Auto rows are not the same as Claude rows

The first version of the start-of-session injection loaded the latest three rows for the agent, regardless of source. Three rows, ordered by timestamp, dropped into the context. Done.

This was wrong, and it took three rounds of testing in a single agent's session to see why. auto rows are not bad data, but they cannot orient a fresh session. They say things like "Session ended after fourteen minutes on branch main. Peak context 62%. Three heartbeats." That is fine for the dashboard. It is useless to a model that wants to know what it was working on. Padding the injection with auto rows, just to hit a count of three, dilutes the substantive rows next to them. The fresh session reads three rows and finds one of them is real.

The fix was to drop auto rows from the injection entirely. Inject only claude and merged rows. Default to two, not three — two substantive rows beat three with one fluff entry. And for an agent with zero claude rows, inject a small honest message instead: "No prior /state writes recorded. Fresh start. Consider running /state update before this session ends so future-you has something to read."

Empty state is information. A synthetic row pretending to be useful is not. The system rewards good citizens; agents who never voluntarily write state never get continuity injected. That is harsh, and it is correct, and after a week of running it I have not regretted the trade.

Read-only by design

The dashboard view I added on top of all this is read-only. There is no edit button. No comment box. No "mark resolved." The row is what the agent wrote when the session ended, and if it is wrong, the fix is in the next session, not in the UI.

This is a posture, not just a missing feature. The moment a human can edit the rows, the rows become a half-managed task tracker, and the discipline rots. The agent is the only writer. I am only ever a reader. If I want to correct something, I correct it in the next session by telling the agent, and the agent writes the corrected state when that session ends. The system has one author per row and the rest of us live with it.

I run the same pattern for memory — agents write their own memories, I do not edit them — and it works for the same reason. A store with one author per record is coherent. A store with two authors is a merge conflict waiting to be ignored.

What the system is, and is not

The test I find most useful is this. If a piece of information would still be true and useful two weeks from now regardless of what the session was doing today, it is memory.
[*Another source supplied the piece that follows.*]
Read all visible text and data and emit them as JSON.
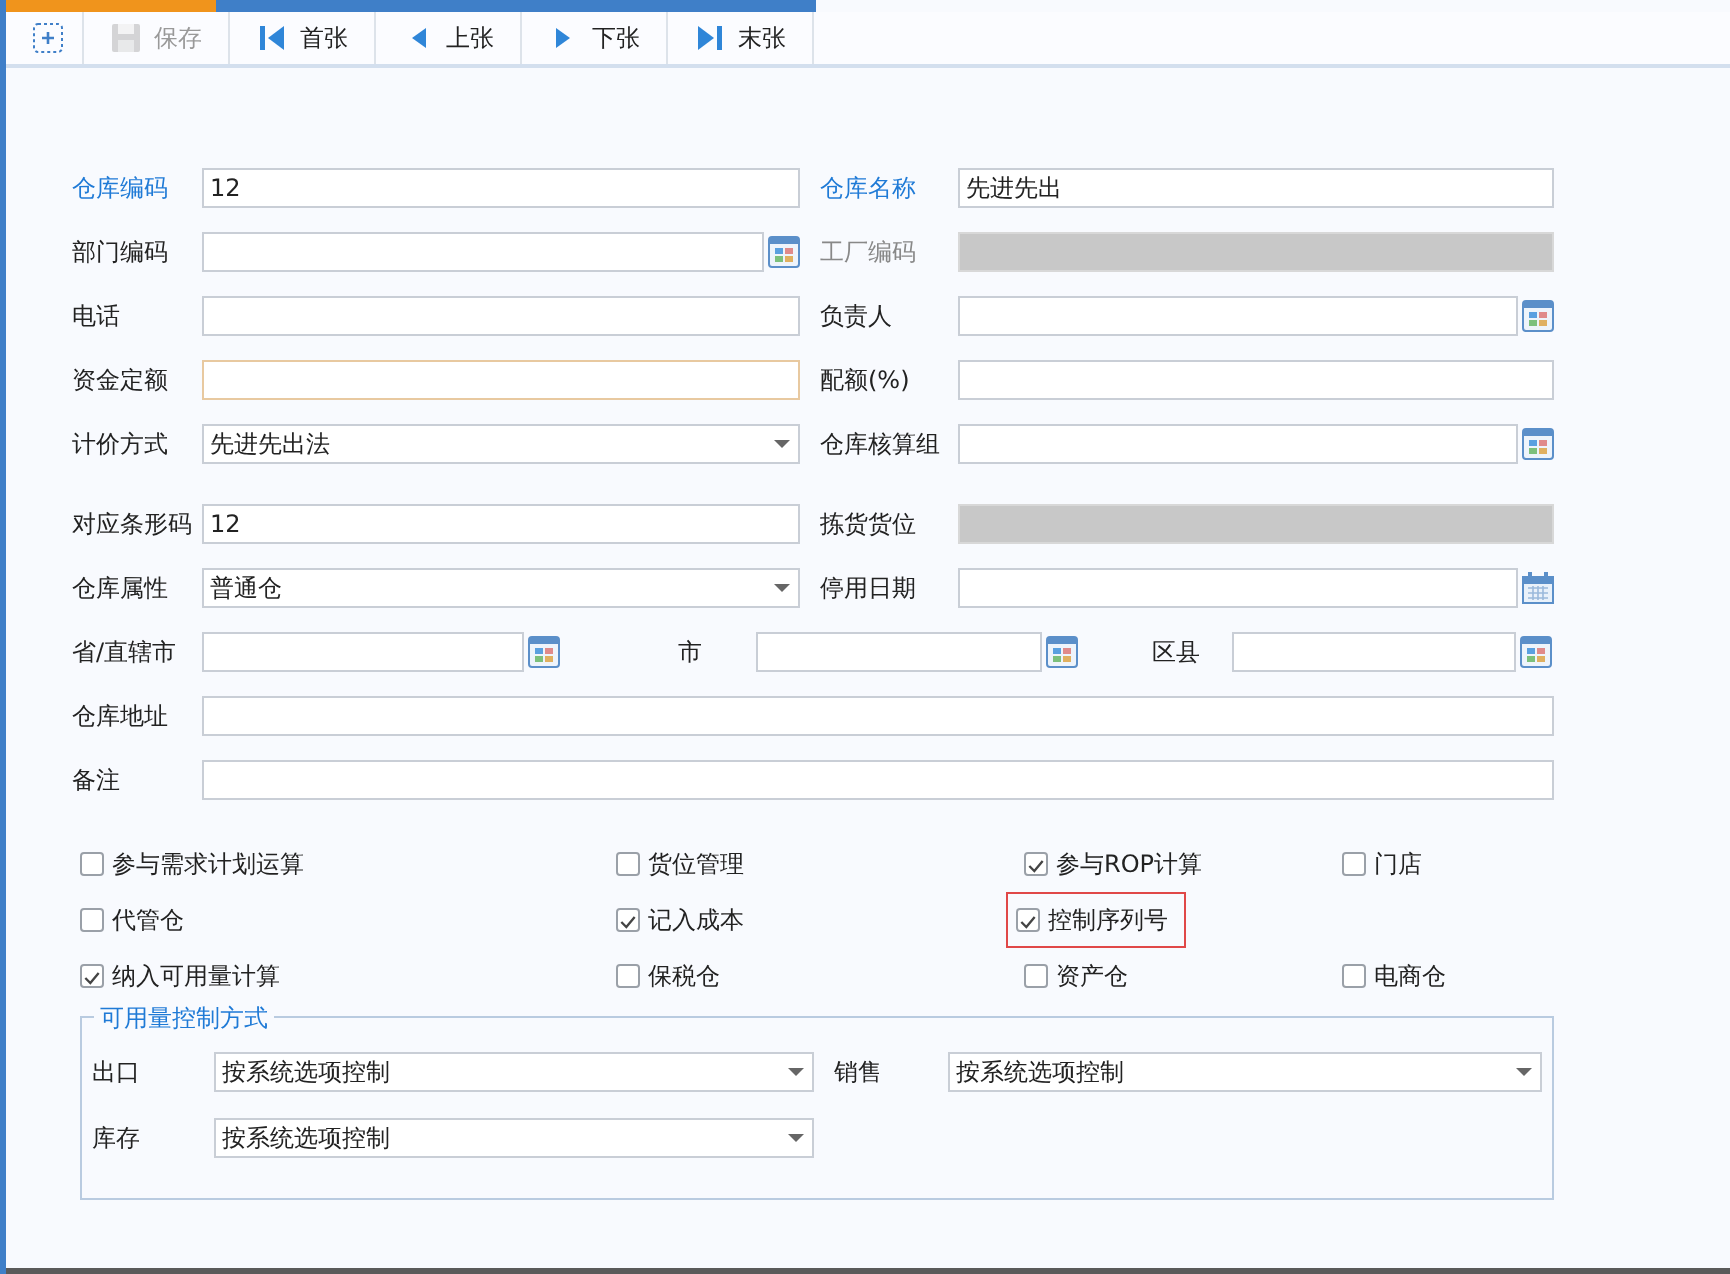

If it is only meaningful as "where did I leave off," it is project_state. "Steve prefers terse responses" is memory. "Half-finished refactor of X.php, blocked on Lamb's review" is project state. "The Pi disk historically fills up around update time" is memory. "Currently mid-debug on the backup-watcher cron, suspect the regex is wrong" is project state.
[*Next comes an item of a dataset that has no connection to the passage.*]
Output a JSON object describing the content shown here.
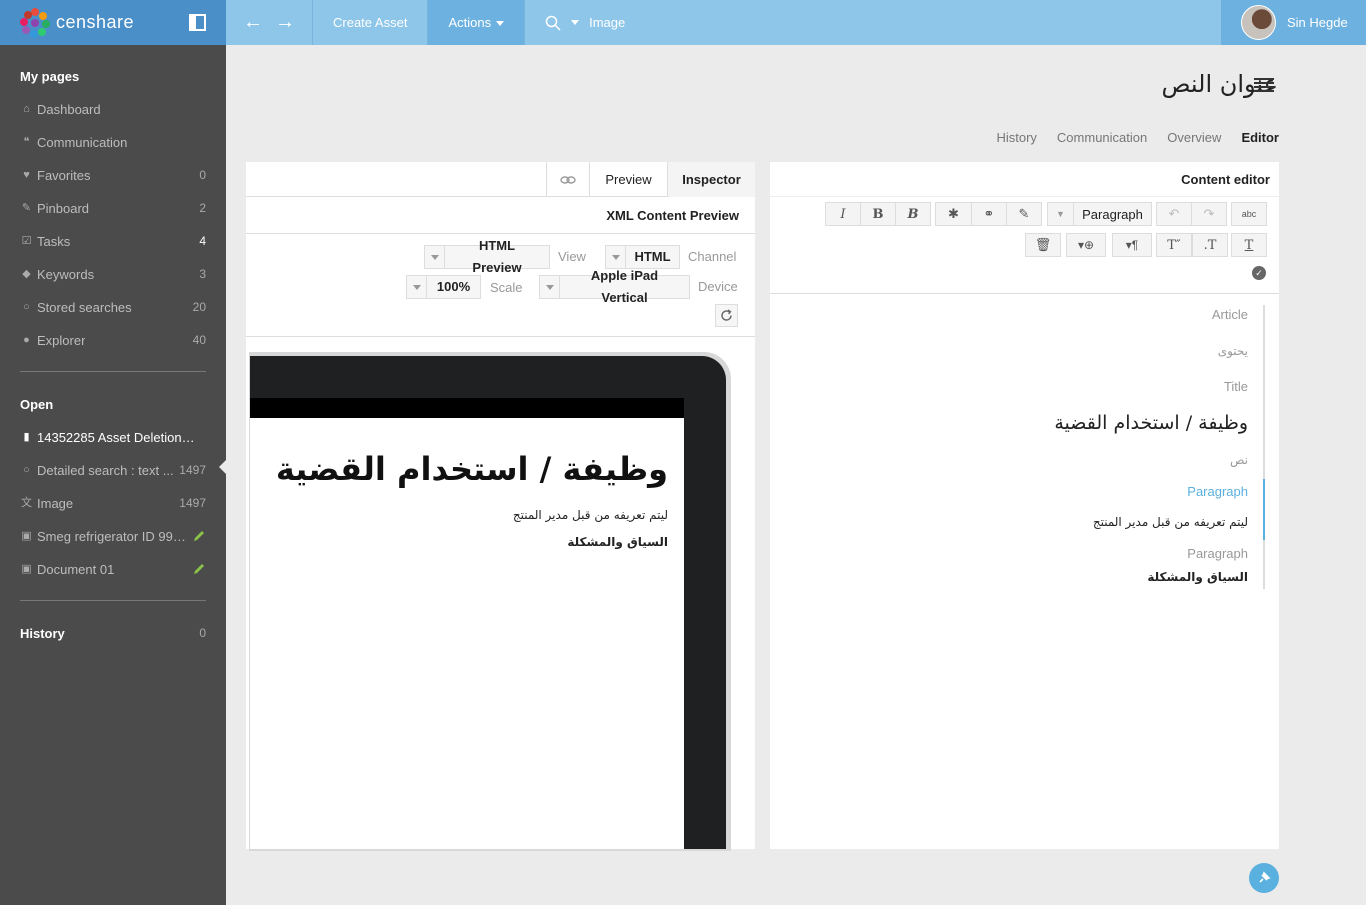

The two systems look superficially similar — both are persistent stores of textual state, both load at session start, both are written by the agent. They are not the same system, and the failure mode of conflating them is that memory fills with operational chatter and the agent stops trusting any of it.

None of this is exotic. The whole machine is a database table, a small skill the agent invokes mid-session, a close hook that adds metadata, a fallback cron for sessions that crash, and a hook on session start that injects the last two substantive rows. That is the entire system. It has been running across the fleet for a couple of weeks now, and the most useful thing about it is the most boring thing: when I open a fresh session with any agent in the fleet, the first thing I see is what it was doing the last time I spoke to it. Sometimes I had forgotten. The agent had not — because the agent before it wrote it down on the way out.

Memory tells you what is true. project_state tells you where you stopped. Build them as separate systems, give each one its own discipline, and the fleet stops drifting.